O que você acha que mudou no seu processo de escrita ao longo dos anos? O que você diria a si mesmo se pudesse voltar à escrita de seus primeiros textos?
Cada processo é individual.
Comecei a me interessar por escrever quando criança. Em Barra do Una (Peruíbe – SP), minha terra natal, observava meu pai ler livros nos descansos entre uma pescaria e outra. Achava curioso, ele, sempre tão enérgico, ficar sereno com aquele objeto em mãos. Foi esse o começo de tudo. Em essência, ainda sou o mesmo menino que saiu de uma vila de pescadores e que mantém a curiosidade para as palavras que compõem um livro. Esse menino acredita que não sabe escrever, não sabe ler e que isso é algo que quer muito. Ele quer aprender para saber o que há de tão mágico dentro de um livro.
Que projeto você gostaria de fazer, mas ainda não começou? Que livro você gostaria de ler e ele ainda não existe?

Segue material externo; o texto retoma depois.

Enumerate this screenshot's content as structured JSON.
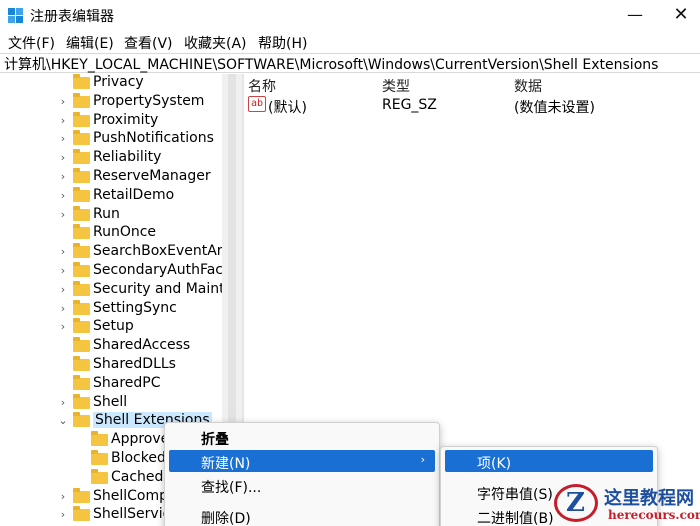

Um livro invisível, mas que já está pulsando no catálogo dentro da minha cabeça. Em 2020, passei uma temporada em Barra do Una. Todas as madrugadas, saía com meu tio Jorge para puxar rede no rio e trazer peixes para nossas refeições. Numa dessas vezes, ele me disse “Sabia que eu também já escrevi um livro? São histórias de quando sua mãe, seus tios e eu éramos pequenos e brincávamos no quintal de sua avó. Eu só não sei onde guardei”. Insisti algumas vezes pedindo para ele procurar, sempre em vão. Eu gostaria de ler o livro “guardado” de tio Jorge. Acho fascinante que seus dedos cortados por redes de pesca, à surdina, também segurem canetas e decantem palavras no papel. Assim como quero ler Portuário, meu próximo livro que chegará em 2022. O fim de uma longa travessia.